"Wenn Pfarrer und Ehrenamtliche Schutzsuchende ins Kirchenasyl aufnehmen, dann übernehmen sie eine große Verantwortung", sagt David Geitner, Asylberater der Evangelischen Kirche in Bayern. Wohnraum zur Verfügung zu stellen, sei nur eine Aufgabe von vielen. Daneben leiste man zum Beispiel auch seelischen Beistand, helfe bei der Arbeitsvermittlung oder beim Sprachkurs.
2025 haben die evangelischen und katholischen Kirchen in Bayern im Januar und Februar bereits 68 Personen Asyl gewährt. Damit liegt Bayern im bundesweiten Vergleich der Kirchenasyl-Aufnahmen auf Platz drei. Baden-Württemberg hat beispielsweise in diesem Jahr vier Personen aufgenommen. Die meisten Fälle gibt es derzeit in Nordrhein-Westfalen, mit 175 Personen.
Signal-Wirkung von Kirchen-Asylen
Letztlich seien die Aufnahme-Kapazitäten der Kirchen begrenzt, sagt David Geitner. Denn Kirchenasyl sei eben eine große Aufgabe. Für den Asylberater kommt es jedoch nicht nur auf die Zahlen, sondern vor allem auf die Signal-Wirkung von Kirchenasylen an - für die Gesellschaft und für die neue Regierung. Ein Signal für menschenfreundliche Migrationspolitik. "Wir machen mit dem Kirchenasyl die bedrohten Menschen sichtbar", sagt Geitner. Während Gesetzgebung immer abstrakt und normativ sei, beleuchte das Kirchenasyl das einzelne Schicksal und könne so Härtefälle herausfiltern.

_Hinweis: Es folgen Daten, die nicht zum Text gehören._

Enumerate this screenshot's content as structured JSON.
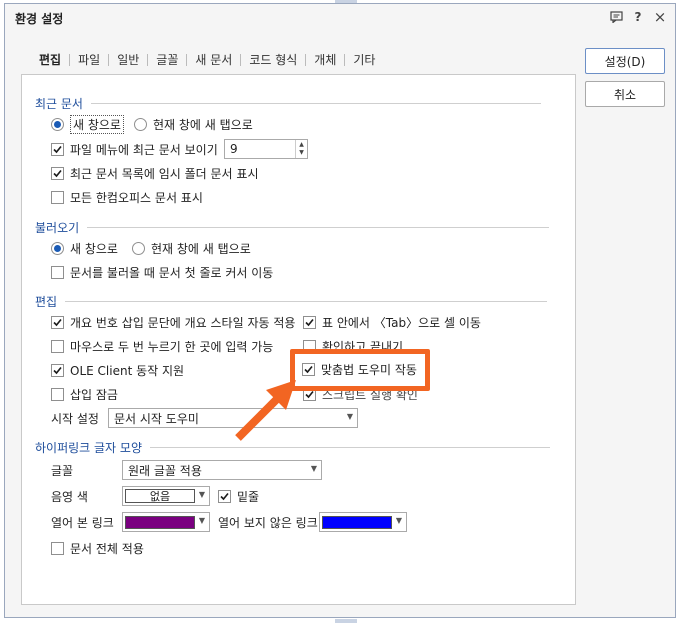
{
  "window": {
    "title": "환경 설정",
    "help_label": "?",
    "close_label": "×"
  },
  "tabs": [
    {
      "label": "편집",
      "active": true
    },
    {
      "label": "파일"
    },
    {
      "label": "일반"
    },
    {
      "label": "글꼴"
    },
    {
      "label": "새 문서"
    },
    {
      "label": "코드 형식"
    },
    {
      "label": "개체"
    },
    {
      "label": "기타"
    }
  ],
  "buttons": {
    "ok": "설정(D)",
    "cancel": "취소"
  },
  "recent": {
    "heading": "최근 문서",
    "radio_new_window": "새 창으로",
    "radio_new_tab": "현재 창에 새 탭으로",
    "show_recent_in_menu": "파일 메뉴에 최근 문서 보이기",
    "recent_count": "9",
    "show_temp_folder": "최근 문서 목록에 임시 폴더 문서 표시",
    "show_all_hancom": "모든 한컴오피스 문서 표시"
  },
  "open": {
    "heading": "불러오기",
    "radio_new_window": "새 창으로",
    "radio_new_tab": "현재 창에 새 탭으로",
    "cursor_first_line": "문서를 불러올 때 문서 첫 줄로 커서 이동"
  },
  "edit": {
    "heading": "편집",
    "outline_style": "개요 번호 삽입 문단에 개요 스타일 자동 적용",
    "tab_in_table": "표 안에서 〈Tab〉으로 셀 이동",
    "mouse_double_click": "마우스로 두 번 누르기 한 곳에 입력 가능",
    "confirm_exit": "확인하고 끝내기",
    "ole_client": "OLE Client 동작 지원",
    "spelling_helper": "맞춤법 도우미 작동",
    "insert_lock": "삽입 잠금",
    "script_check": "스크립트 실행 확인",
    "start_setting_label": "시작 설정",
    "start_setting_value": "문서 시작 도우미"
  },
  "hyperlink": {
    "heading": "하이퍼링크 글자 모양",
    "font_label": "글꼴",
    "font_value": "원래 글꼴 적용",
    "shade_label": "음영 색",
    "shade_value": "없음",
    "underline": "밑줄",
    "visited_label": "열어 본 링크",
    "visited_color": "#7a0080",
    "unvisited_label": "열어 보지 않은 링크",
    "unvisited_color": "#0000ff",
    "apply_whole_doc": "문서 전체 적용"
  },
  "colors": {
    "accent": "#1e4d9b",
    "highlight": "#f26522",
    "radio_on": "#1b5bb5"
  }
}
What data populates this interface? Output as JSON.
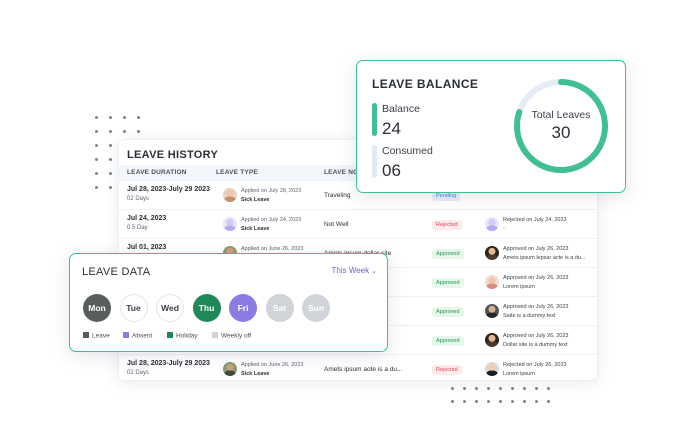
{
  "colors": {
    "accent_green": "#3fbf92",
    "balance_bar": "#3fbf92",
    "consumed_bar": "#e3e8f6",
    "leave": "#5a5d5e",
    "absent": "#8b7be3",
    "holiday": "#1f8a57",
    "weekly_off": "#d0d3d8"
  },
  "history": {
    "title": "LEAVE HISTORY",
    "columns": [
      "LEAVE DURATION",
      "LEAVE TYPE",
      "LEAVE NO"
    ],
    "rows": [
      {
        "duration": "Jul 28, 2023-July 29 2023",
        "days": "02 Days",
        "applied": "Applied on  July 28, 2023",
        "type": "Sick Leave",
        "note": "Traveling",
        "status": "Pending",
        "status_kind": "pending",
        "by_line1": "",
        "by_line2": "",
        "avatar": "av-a",
        "by_avatar": ""
      },
      {
        "duration": "Jul 24, 2023",
        "days": "0.5 Day",
        "applied": "Applied on  July 24, 2023",
        "type": "Sick Leave",
        "note": "Not Well",
        "status": "Rejected",
        "status_kind": "rejected",
        "by_line1": "Rejected on July 24, 2023",
        "by_line2": "-",
        "avatar": "av-b",
        "by_avatar": "av-b"
      },
      {
        "duration": "Jul 01, 2023",
        "days": "",
        "applied": "Applied on  June 26, 2023",
        "type": "",
        "note": "Amets ipsum dollar site",
        "status": "Approved",
        "status_kind": "approved",
        "by_line1": "Approved on July 26, 2023",
        "by_line2": "Amets ipsum lepsar acte is a du...",
        "avatar": "av-c",
        "by_avatar": "av-d"
      },
      {
        "duration": "",
        "days": "",
        "applied": "",
        "type": "",
        "note": "",
        "status": "Approved",
        "status_kind": "approved",
        "by_line1": "Approved on July 26, 2023",
        "by_line2": "Lorem ipsum",
        "avatar": "",
        "by_avatar": "av-e"
      },
      {
        "duration": "",
        "days": "",
        "applied": "",
        "type": "",
        "note": "",
        "status": "Approved",
        "status_kind": "approved",
        "by_line1": "Approved on July 26, 2023",
        "by_line2": "Saite is a dummy text",
        "avatar": "",
        "by_avatar": "av-f"
      },
      {
        "duration": "",
        "days": "",
        "applied": "",
        "type": "",
        "note": "",
        "status": "Approved",
        "status_kind": "approved",
        "by_line1": "Approved on July 26, 2023",
        "by_line2": "Dollar site is a dummy text",
        "avatar": "",
        "by_avatar": "av-d"
      },
      {
        "duration": "Jul 28, 2023-July 29 2023",
        "days": "02 Days",
        "applied": "Applied on  June 26, 2023",
        "type": "Sick Leave",
        "note": "Amets ipsum aote is a du...",
        "status": "Rejected",
        "status_kind": "rejected",
        "by_line1": "Rejected on July 26, 2023",
        "by_line2": "Lorem ipsum",
        "avatar": "av-c",
        "by_avatar": "av-g"
      }
    ]
  },
  "balance": {
    "title": "LEAVE BALANCE",
    "balance_label": "Balance",
    "balance_value": "24",
    "consumed_label": "Consumed",
    "consumed_value": "06",
    "total_label": "Total Leaves",
    "total_value": "30",
    "ring_fraction": 0.8
  },
  "leave_data": {
    "title": "LEAVE DATA",
    "period": "This Week",
    "days": [
      {
        "label": "Mon",
        "kind": "leave"
      },
      {
        "label": "Tue",
        "kind": "normal"
      },
      {
        "label": "Wed",
        "kind": "normal"
      },
      {
        "label": "Thu",
        "kind": "holiday"
      },
      {
        "label": "Fri",
        "kind": "absent"
      },
      {
        "label": "Sat",
        "kind": "weekly"
      },
      {
        "label": "Sun",
        "kind": "weekly"
      }
    ],
    "legend": [
      {
        "label": "Leave",
        "kind": "leave"
      },
      {
        "label": "Absent",
        "kind": "absent"
      },
      {
        "label": "Holiday",
        "kind": "holiday"
      },
      {
        "label": "Weekly off",
        "kind": "weekly"
      }
    ]
  }
}
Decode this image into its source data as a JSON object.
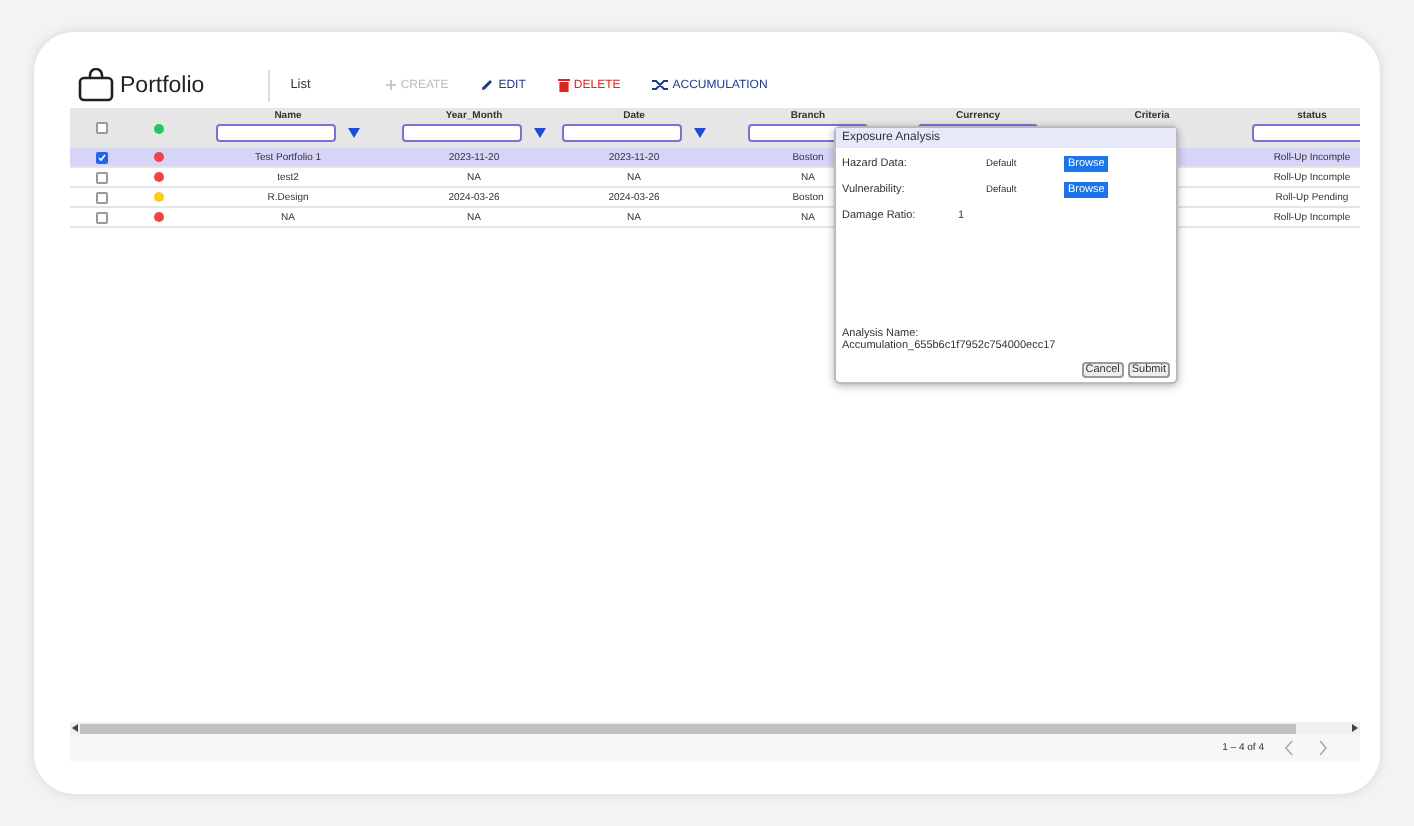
{
  "header": {
    "title": "Portfolio",
    "view": "List"
  },
  "toolbar": [
    {
      "label": "CREATE",
      "kind": "create",
      "disabled": true
    },
    {
      "label": "EDIT",
      "kind": "edit",
      "disabled": false
    },
    {
      "label": "DELETE",
      "kind": "delete",
      "disabled": false
    },
    {
      "label": "ACCUMULATION",
      "kind": "accumulation",
      "disabled": false
    }
  ],
  "table": {
    "select_all_checked": false,
    "columns": [
      {
        "kind": "shown",
        "label": "Name",
        "filter": true,
        "filter_icon": true
      },
      {
        "kind": "shown",
        "label": "Year_Month",
        "filter": true,
        "filter_icon": true
      },
      {
        "kind": "shown",
        "label": "Date",
        "filter": true,
        "filter_icon": true
      },
      {
        "kind": "shown",
        "label": "Branch",
        "filter": true,
        "filter_icon": false
      },
      {
        "kind": "covered",
        "label": "Currency",
        "filter": true,
        "filter_icon": false
      },
      {
        "kind": "covered",
        "label": "Criteria",
        "filter": false,
        "filter_icon": false
      },
      {
        "kind": "shown",
        "label": "status",
        "filter": true,
        "filter_icon": false
      }
    ],
    "rows": [
      {
        "selected": true,
        "color": "#ef4444",
        "cells": [
          "Test Portfolio 1",
          "2023-11-20",
          "2023-11-20",
          "Boston",
          "Roll-Up Incomple"
        ]
      },
      {
        "selected": false,
        "color": "#ef4444",
        "cells": [
          "test2",
          "NA",
          "NA",
          "NA",
          "Roll-Up Incomple"
        ]
      },
      {
        "selected": false,
        "color": "#facc15",
        "cells": [
          "R.Design",
          "2024-03-26",
          "2024-03-26",
          "Boston",
          "Roll-Up Pending"
        ]
      },
      {
        "selected": false,
        "color": "#ef4444",
        "cells": [
          "NA",
          "NA",
          "NA",
          "NA",
          "Roll-Up Incomple"
        ]
      }
    ]
  },
  "dialog": {
    "title": "Exposure Analysis",
    "fields": [
      {
        "label": "Hazard Data:",
        "value": "Default",
        "button": "Browse"
      },
      {
        "label": "Vulnerability:",
        "value": "Default",
        "button": "Browse"
      },
      {
        "label": "Damage Ratio:",
        "value": "1"
      }
    ],
    "analysis_name_label": "Analysis Name:",
    "analysis_name": "Accumulation_655b6c1f7952c754000ecc17",
    "buttons": [
      "Cancel",
      "Submit"
    ]
  },
  "pager": {
    "range": "1 – 4 of 4"
  }
}
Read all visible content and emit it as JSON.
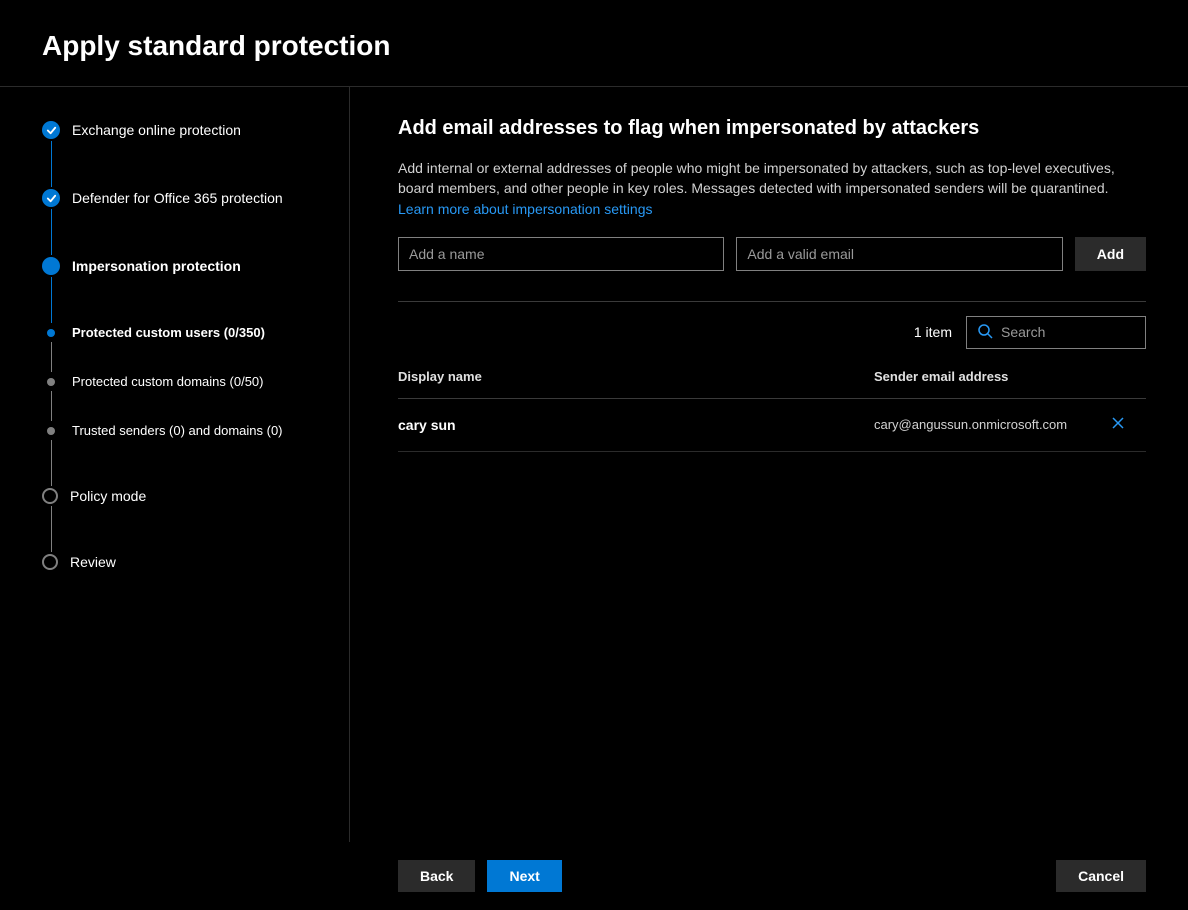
{
  "header": {
    "title": "Apply standard protection"
  },
  "sidebar": {
    "steps": [
      {
        "label": "Exchange online protection",
        "state": "completed"
      },
      {
        "label": "Defender for Office 365 protection",
        "state": "completed"
      },
      {
        "label": "Impersonation protection",
        "state": "current",
        "bold": true
      },
      {
        "label": "Protected custom users (0/350)",
        "state": "sub-current",
        "bold": true
      },
      {
        "label": "Protected custom domains (0/50)",
        "state": "sub-pending"
      },
      {
        "label": "Trusted senders (0) and domains (0)",
        "state": "sub-pending"
      },
      {
        "label": "Policy mode",
        "state": "pending"
      },
      {
        "label": "Review",
        "state": "pending"
      }
    ]
  },
  "main": {
    "heading": "Add email addresses to flag when impersonated by attackers",
    "description": "Add internal or external addresses of people who might be impersonated by attackers, such as top-level executives, board members, and other people in key roles. Messages detected with impersonated senders will be quarantined. ",
    "learn_link": "Learn more about impersonation settings",
    "name_placeholder": "Add a name",
    "email_placeholder": "Add a valid email",
    "add_button": "Add",
    "item_count": "1 item",
    "search_placeholder": "Search",
    "columns": {
      "name": "Display name",
      "email": "Sender email address"
    },
    "rows": [
      {
        "name": "cary sun",
        "email": "cary@angussun.onmicrosoft.com"
      }
    ]
  },
  "footer": {
    "back": "Back",
    "next": "Next",
    "cancel": "Cancel"
  }
}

Kirchenasyl: Kein rechtsfreier Raum
Die Ankündigungen der neuen Bundesregierung auf einen verschärften Asyl-Kurs sieht David Geitner gelassen. Beim Kirchenasyl gehe es nicht um ein Gegeneinander von Kirche und Staat, sondern vielmehr um ein konstruktives Miteinander. "Kirchenasyl bewegt sich nicht in rechtsfreien Raum", sagt Geitner. Im Gegenteil gibt es eine Vereinbarung zwischen Staat und den Kirchen, in der das Verfahren genau geklärt wird.
Konkret: Eine Kirchengemeinde kann zeitlich befristet Flüchtlinge aufnehmen, wenn ihr Leben und ihre Freiheit nachweislich bedroht sind. Dann kann eine erneute Prüfung ihres Verfahrens bei den Behörden erwirkt werden. Aber der Staat kann die Geflüchteten jederzeit abschieben.
Kirchenasyl fördert Integration
Auch der katholische Pfarrer Wolfgang Schneck hat in seiner Priester-WG im schwäbischen Kloster Maria Medingen bei Dillingen schon sieben Flüchtlingen Kirchenasyl gewährt. Für bis zu vier Monate. Immer wieder wird er über das Hilfswerk Matteo angefragt, manchmal bietet er selbst Schutz an, manchmal vermittelt er weiter. Was den Pfarrer besonders freut: Ein geflüchteter syrischer Zahnarzt, mit dem er fleißig Deutsch geübt hat, hat jetzt ein Job-Angebot bekommen und angenommen. "Das kommt auch unserer gesamten Gesellschaft zugute, wenn Asyl-Antragssteller arbeiten", sagt der Pfarrer Schneck. Seine Beobachtung: Vor allem im Handwerk und im Gesundheitsbereich seien engagierte Asylsuchende gut vermittelbar.
Neue Koalitionsvereinbarungen zur Migration: Erstmal abwarten
Mit Blick auf die neue Regierung sind sich Pfarrer Schneck und Asylberater Geitner einig: erst mal abwarten. Denn nationale Gesetzgebungen müssten auch auf europäischer Ebene beleuchtet werden. Diese Herausforderung, der Spagat zwischen nationalen und internationalen Interessen, dominiere die gesamte Migrationspolitik.